S3H2convert.pl {SAM ascii model} produces a hmmer2 formatted file with extension .con.hmm

hmmconvert(from hmmer package) {hmmer2 formated HMM} >{hmmer3 formatted HMM}

The hmmer3 HMM can be used with hmmeralign in the hmmer package or clustal omega to align an arbitrary set of homologs to be consistent with the alignment from which the original HMM was made.

To convert to a HHpred-style HMM

addss (from the hhsuite package) {.a2m file} {.a3m file} -a3m Adds secondary structure to the alignment with Psipred, but using the .a2m alignment itself rather than doing a psiblast search.

hhmake -i {.a3m file} -o {hhpred model.hhm}

hhsearch -cal -i {hhpred model.hhm} -d {scope database from hhpred libraries} -o {hpred.cal.hhr} calibrates the model
hhsearch -i {one hhpred model} -d {another hhpred model} -o {model1x2.hhr} Gives a detailed report of how well two models correspond.

Tree checking

When alignments are expanded to the limits of similarity detection, there is a risk that a cluster of nonhomologous sequences will be included, or that portions of the alignment are of insufficient accuracy to support quality tree production.

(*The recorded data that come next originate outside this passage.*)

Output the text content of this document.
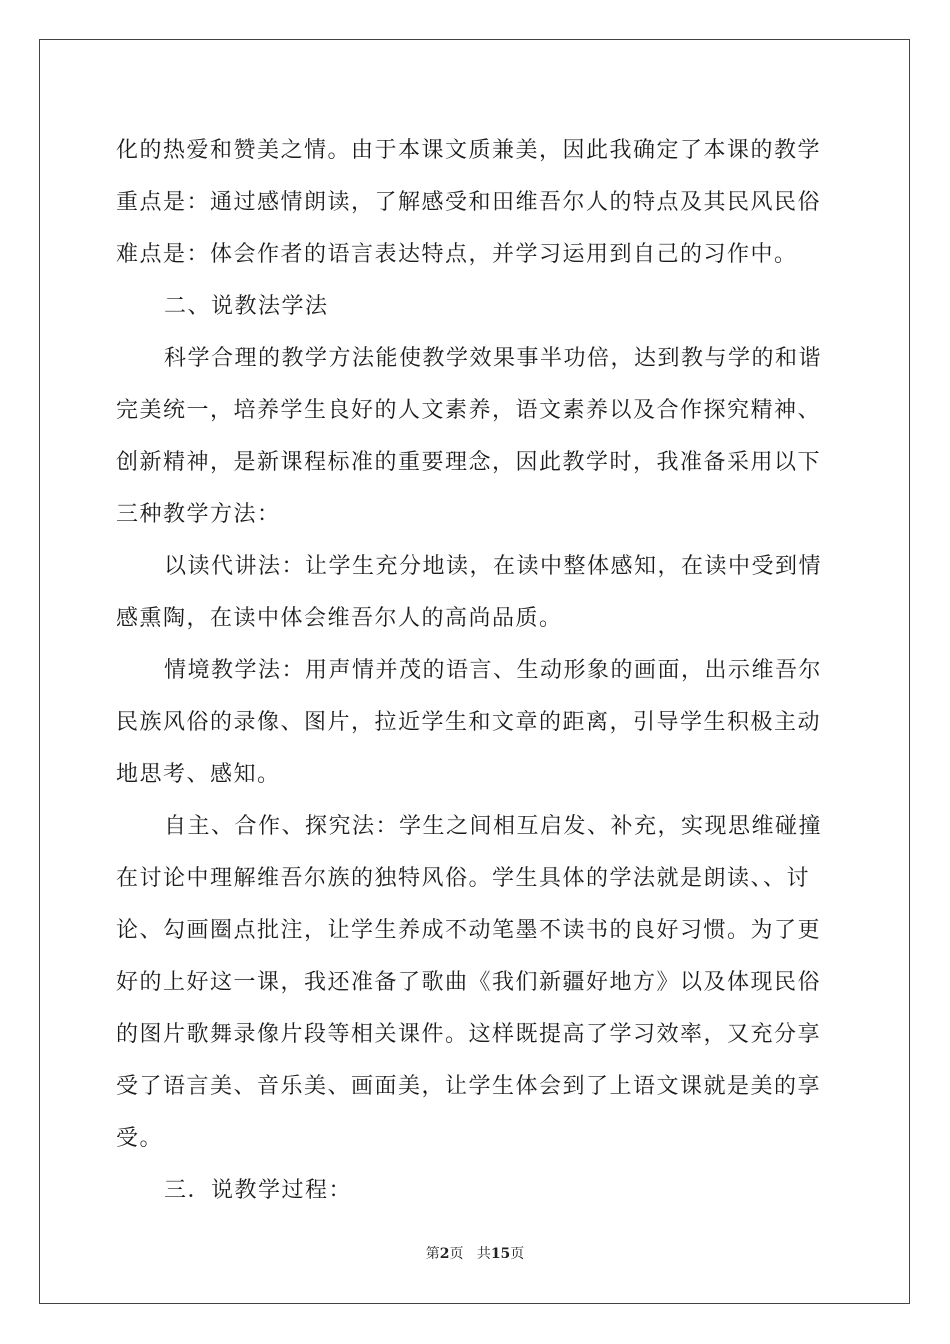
化的热爱和赞美之情。由于本课文质兼美，因此我确定了本课的教学
重点是：通过感情朗读，了解感受和田维吾尔人的特点及其民风民俗
难点是：体会作者的语言表达特点，并学习运用到自己的习作中。
二、说教法学法
科学合理的教学方法能使教学效果事半功倍，达到教与学的和谐
完美统一，培养学生良好的人文素养，语文素养以及合作探究精神、
创新精神，是新课程标准的重要理念，因此教学时，我准备采用以下
三种教学方法：
以读代讲法：让学生充分地读，在读中整体感知，在读中受到情
感熏陶，在读中体会维吾尔人的高尚品质。
情境教学法：用声情并茂的语言、生动形象的画面，出示维吾尔
民族风俗的录像、图片，拉近学生和文章的距离，引导学生积极主动
地思考、感知。
自主、合作、探究法：学生之间相互启发、补充，实现思维碰撞
在讨论中理解维吾尔族的独特风俗。学生具体的学法就是朗读、、讨
论、勾画圈点批注，让学生养成不动笔墨不读书的良好习惯。为了更
好的上好这一课，我还准备了歌曲《我们新疆好地方》以及体现民俗
的图片歌舞录像片段等相关课件。这样既提高了学习效率，又充分享
受了语言美、音乐美、画面美，让学生体会到了上语文课就是美的享
受。
三．说教学过程：
第2页 共15页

In these cases, I typically make an NJ tree for the full alignment, and select representative of each major clade for a MrBayes tree. Then for the most distantly linked clades, I extract the sequences for each clade, make a new alignment, and then do the HMM to HMM comparison to discover what part of the sequence if any have good posterior residue alignment scores. Based on control experiments where there is structural homology determined as an arbiter of "correct" alignment, segments with mostly 7, 8, or 9 scores tend to correspond to regions of structural homology.